The 1st problem is... Why did the resistor burn-up? Maybe the battery is bad/shorted?

How big is the resistor, physically? You can get a good idea of the resistor's power rating from it's size. (Just look-up some specs/dimensions online.)

A lower value resistor will allow more current and generate more heat. A higher value resistor will generate less heat (and is less-likely to burn-up

) but the battery will charge more slowely.

I'm not sure why the diode is there, unless it's to prevent you from charging the battery "backwards" (discharging it). Or, I wonder if it's a Zener diode, which drops a fixed voltage?

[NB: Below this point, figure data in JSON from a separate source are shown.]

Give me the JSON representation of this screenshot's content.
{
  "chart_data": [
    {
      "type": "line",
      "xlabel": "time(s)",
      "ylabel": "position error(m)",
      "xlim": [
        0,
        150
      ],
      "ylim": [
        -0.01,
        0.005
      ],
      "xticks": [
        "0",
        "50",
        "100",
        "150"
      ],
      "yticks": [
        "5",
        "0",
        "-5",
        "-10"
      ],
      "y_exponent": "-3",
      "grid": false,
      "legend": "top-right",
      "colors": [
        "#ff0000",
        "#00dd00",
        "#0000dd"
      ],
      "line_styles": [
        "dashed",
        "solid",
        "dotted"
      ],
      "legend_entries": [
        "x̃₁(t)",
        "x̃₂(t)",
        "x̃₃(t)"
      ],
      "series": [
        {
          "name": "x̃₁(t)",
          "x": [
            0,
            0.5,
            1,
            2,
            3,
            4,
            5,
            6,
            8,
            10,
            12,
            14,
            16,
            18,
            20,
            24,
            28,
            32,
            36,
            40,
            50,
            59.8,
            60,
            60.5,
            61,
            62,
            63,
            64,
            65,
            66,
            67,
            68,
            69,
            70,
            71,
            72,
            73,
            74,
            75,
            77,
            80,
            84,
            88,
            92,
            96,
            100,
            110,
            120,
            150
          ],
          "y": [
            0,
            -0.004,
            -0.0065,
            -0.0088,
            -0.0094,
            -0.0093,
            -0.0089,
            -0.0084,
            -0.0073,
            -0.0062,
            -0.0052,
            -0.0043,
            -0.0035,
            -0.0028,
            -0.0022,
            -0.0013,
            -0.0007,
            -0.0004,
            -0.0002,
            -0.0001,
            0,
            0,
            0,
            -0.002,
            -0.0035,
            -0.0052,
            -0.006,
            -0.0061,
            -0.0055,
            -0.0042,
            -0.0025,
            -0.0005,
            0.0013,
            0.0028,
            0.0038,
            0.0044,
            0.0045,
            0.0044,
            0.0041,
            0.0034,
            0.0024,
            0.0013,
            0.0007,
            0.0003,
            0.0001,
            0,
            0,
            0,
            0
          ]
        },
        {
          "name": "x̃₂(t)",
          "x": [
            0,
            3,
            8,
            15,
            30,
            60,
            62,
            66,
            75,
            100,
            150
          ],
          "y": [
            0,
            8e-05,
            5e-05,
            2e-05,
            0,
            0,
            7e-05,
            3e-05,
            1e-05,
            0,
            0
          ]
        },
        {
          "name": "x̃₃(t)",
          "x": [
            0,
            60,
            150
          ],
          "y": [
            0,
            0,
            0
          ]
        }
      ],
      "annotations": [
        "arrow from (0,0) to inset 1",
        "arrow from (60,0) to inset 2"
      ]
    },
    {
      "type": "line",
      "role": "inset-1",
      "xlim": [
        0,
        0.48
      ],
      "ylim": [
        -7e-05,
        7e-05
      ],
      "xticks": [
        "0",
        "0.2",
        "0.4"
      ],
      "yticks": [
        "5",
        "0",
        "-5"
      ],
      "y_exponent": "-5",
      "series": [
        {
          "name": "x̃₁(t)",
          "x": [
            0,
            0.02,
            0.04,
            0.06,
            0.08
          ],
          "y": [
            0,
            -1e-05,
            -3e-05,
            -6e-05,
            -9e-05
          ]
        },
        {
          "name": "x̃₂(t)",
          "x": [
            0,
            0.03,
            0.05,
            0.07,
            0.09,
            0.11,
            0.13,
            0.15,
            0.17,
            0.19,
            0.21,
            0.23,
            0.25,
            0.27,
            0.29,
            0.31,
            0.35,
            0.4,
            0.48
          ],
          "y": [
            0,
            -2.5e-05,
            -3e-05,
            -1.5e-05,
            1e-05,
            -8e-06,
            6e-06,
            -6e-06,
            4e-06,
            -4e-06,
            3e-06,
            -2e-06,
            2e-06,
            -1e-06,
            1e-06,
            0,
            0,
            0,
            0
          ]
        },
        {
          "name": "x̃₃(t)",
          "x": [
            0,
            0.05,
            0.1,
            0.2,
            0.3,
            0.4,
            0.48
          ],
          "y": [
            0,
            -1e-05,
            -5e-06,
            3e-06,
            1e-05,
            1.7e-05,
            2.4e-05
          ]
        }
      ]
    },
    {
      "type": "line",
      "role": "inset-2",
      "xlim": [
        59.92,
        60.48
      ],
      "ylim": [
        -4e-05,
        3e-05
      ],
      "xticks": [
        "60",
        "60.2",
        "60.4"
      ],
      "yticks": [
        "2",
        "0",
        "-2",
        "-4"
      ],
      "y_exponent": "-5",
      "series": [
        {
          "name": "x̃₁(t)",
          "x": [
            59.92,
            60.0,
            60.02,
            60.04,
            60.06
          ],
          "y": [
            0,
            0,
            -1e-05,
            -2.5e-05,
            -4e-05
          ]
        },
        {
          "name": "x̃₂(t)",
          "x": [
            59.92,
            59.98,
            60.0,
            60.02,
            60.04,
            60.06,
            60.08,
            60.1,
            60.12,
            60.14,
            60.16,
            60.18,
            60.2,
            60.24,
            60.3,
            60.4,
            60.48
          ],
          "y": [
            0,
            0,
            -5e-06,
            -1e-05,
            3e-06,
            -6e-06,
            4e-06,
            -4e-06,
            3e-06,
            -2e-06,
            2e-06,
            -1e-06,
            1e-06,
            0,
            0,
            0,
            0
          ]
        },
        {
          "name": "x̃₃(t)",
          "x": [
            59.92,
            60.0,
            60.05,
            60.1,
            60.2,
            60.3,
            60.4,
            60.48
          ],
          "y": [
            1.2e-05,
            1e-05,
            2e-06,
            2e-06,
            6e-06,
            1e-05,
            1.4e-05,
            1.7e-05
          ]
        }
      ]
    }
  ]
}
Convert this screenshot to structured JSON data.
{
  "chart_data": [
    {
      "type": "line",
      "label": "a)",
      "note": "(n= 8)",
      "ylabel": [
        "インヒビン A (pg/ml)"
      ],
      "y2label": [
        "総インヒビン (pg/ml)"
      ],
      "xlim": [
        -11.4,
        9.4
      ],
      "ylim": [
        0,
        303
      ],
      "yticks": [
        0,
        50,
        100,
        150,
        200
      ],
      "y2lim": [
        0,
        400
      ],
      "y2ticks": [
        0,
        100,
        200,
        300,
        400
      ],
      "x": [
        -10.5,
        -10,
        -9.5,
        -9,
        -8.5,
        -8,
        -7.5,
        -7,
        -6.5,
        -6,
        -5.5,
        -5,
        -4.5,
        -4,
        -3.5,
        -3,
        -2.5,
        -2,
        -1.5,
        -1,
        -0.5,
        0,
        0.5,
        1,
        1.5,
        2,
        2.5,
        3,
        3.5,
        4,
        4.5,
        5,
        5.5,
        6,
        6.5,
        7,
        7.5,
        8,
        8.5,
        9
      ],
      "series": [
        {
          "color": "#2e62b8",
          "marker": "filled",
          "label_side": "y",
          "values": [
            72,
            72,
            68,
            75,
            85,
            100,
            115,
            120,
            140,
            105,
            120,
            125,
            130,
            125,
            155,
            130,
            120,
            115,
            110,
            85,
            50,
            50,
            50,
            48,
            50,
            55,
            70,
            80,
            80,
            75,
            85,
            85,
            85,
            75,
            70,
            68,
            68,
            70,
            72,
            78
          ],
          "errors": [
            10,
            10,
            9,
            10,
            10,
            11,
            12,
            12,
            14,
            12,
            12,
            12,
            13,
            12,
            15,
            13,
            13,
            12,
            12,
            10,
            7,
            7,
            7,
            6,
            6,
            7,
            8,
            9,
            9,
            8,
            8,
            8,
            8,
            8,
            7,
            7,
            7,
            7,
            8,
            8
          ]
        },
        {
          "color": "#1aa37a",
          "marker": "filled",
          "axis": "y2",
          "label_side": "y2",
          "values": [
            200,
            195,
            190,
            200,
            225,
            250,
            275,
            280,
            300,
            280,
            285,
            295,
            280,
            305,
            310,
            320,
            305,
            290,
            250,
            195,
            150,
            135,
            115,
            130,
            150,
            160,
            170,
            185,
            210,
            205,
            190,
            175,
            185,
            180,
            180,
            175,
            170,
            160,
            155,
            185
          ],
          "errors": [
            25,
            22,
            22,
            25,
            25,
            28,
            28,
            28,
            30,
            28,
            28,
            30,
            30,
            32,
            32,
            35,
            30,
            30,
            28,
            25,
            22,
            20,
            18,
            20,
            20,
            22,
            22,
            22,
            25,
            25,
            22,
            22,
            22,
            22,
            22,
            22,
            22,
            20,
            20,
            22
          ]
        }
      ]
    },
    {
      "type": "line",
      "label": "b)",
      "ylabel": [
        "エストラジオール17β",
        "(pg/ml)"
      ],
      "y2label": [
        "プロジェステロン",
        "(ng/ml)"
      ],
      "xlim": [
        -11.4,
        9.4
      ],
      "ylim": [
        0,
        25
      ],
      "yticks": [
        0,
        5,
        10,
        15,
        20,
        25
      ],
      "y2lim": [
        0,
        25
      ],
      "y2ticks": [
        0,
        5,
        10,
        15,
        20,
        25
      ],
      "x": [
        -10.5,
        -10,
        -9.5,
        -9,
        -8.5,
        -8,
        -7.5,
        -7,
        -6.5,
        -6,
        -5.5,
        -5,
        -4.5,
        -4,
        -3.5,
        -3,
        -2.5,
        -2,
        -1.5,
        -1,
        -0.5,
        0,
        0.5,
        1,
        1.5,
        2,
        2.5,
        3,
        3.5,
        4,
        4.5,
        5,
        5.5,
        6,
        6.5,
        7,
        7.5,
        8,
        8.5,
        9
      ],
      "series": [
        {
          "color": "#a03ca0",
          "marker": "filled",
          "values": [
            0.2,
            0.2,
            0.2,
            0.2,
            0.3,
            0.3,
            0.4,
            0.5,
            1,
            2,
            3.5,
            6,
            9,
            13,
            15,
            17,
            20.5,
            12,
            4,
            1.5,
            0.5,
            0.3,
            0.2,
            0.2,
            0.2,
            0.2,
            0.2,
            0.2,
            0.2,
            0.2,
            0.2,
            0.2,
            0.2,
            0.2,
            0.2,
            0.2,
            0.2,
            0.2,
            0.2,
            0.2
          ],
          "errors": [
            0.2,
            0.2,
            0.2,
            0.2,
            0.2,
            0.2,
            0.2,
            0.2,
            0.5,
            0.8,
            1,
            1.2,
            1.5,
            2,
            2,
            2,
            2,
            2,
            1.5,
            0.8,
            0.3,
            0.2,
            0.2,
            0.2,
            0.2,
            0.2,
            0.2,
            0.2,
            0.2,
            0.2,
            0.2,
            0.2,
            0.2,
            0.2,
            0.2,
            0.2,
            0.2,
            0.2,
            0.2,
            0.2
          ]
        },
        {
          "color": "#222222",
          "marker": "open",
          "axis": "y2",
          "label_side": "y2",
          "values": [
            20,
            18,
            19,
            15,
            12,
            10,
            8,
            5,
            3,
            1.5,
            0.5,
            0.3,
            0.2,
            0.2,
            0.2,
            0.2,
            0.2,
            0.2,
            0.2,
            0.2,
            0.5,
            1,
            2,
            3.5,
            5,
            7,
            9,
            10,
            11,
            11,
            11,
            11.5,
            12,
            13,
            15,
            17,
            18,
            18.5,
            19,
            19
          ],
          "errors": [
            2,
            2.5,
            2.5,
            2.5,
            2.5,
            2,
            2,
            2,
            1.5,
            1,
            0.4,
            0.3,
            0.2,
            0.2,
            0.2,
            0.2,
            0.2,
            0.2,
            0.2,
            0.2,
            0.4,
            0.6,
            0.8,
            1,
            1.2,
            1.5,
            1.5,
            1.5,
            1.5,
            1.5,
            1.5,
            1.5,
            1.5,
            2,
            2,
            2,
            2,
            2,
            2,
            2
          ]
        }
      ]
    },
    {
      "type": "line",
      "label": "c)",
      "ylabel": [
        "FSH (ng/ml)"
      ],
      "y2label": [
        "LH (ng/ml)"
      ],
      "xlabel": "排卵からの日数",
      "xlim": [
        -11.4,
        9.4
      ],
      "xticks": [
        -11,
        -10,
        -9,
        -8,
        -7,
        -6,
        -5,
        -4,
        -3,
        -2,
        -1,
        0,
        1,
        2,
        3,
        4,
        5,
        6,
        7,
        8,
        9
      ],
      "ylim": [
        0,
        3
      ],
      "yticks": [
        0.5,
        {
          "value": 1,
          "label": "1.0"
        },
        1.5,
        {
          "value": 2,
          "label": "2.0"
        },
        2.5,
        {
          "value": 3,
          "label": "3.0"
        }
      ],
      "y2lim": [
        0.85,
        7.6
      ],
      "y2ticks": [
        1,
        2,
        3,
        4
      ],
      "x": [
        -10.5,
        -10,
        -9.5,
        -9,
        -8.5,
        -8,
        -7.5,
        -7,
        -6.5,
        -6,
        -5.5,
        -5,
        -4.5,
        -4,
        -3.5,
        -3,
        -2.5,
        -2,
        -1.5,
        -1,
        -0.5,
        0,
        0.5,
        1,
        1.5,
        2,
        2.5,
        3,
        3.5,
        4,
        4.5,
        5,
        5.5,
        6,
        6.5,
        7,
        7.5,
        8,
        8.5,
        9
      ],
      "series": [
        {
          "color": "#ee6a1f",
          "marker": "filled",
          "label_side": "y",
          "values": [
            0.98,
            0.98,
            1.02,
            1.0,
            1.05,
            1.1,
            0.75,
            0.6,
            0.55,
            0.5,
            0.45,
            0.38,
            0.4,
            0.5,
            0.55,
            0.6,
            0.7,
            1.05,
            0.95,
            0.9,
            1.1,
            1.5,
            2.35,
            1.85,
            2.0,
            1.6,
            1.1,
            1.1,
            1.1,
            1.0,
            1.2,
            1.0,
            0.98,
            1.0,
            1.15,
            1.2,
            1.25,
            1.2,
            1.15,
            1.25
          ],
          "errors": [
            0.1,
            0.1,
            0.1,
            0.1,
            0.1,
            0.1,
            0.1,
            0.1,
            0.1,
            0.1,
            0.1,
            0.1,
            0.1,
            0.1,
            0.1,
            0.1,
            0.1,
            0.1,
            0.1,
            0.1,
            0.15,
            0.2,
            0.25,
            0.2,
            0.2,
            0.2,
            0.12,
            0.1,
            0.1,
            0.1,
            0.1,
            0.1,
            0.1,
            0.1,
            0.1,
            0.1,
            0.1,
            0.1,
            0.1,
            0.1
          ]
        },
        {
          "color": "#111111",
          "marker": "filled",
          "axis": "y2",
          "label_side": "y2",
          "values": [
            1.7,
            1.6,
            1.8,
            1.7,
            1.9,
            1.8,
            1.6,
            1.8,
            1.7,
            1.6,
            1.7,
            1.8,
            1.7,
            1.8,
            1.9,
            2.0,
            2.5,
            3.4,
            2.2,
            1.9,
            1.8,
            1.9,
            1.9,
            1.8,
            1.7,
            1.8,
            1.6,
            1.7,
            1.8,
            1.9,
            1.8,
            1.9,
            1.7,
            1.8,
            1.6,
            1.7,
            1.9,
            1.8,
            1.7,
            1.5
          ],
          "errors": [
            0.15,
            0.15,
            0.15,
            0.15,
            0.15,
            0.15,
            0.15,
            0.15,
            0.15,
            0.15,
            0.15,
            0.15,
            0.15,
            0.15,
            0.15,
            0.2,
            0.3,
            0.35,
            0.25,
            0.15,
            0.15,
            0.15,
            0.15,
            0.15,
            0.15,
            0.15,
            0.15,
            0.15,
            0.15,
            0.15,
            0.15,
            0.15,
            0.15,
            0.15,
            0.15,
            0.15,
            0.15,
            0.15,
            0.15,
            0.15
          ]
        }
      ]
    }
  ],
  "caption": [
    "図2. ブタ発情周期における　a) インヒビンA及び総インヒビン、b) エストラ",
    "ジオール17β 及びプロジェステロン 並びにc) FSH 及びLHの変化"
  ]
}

A zener diode would have to be big enough to dissipate a few watts of power (maybe 3W). A regular diode can be small and only needs something more than the 500mA

*current* rating. Any diode can handle 12 Volts.

6W max with output DC 12 500mA

OK "worst case'', with minimum resistor value and a shorted battery, you'd need a 6 Watt resistor. If we take one of the power formulas (Voltage squared/R or Current squared x R), we can manipulate the formula and calculate the minimum resistance = 24 Ohms.

A 144 Ohm resistor with 12V applied across it (again assuming a shorted or completely dead battery with no internal resistance) would dissipate 1W. You won't find a 144 Ohm resistor, but you could probably find 150 Ohms.

*Please* double-check my math before you solder anything!

A Zener diode sort-of makes sense... With, say 5V, dropped across the Zener, the resistor & battery only have to share about 7V and you can get-away with a lower-value, lower-power resistor and the battery chould charge faster.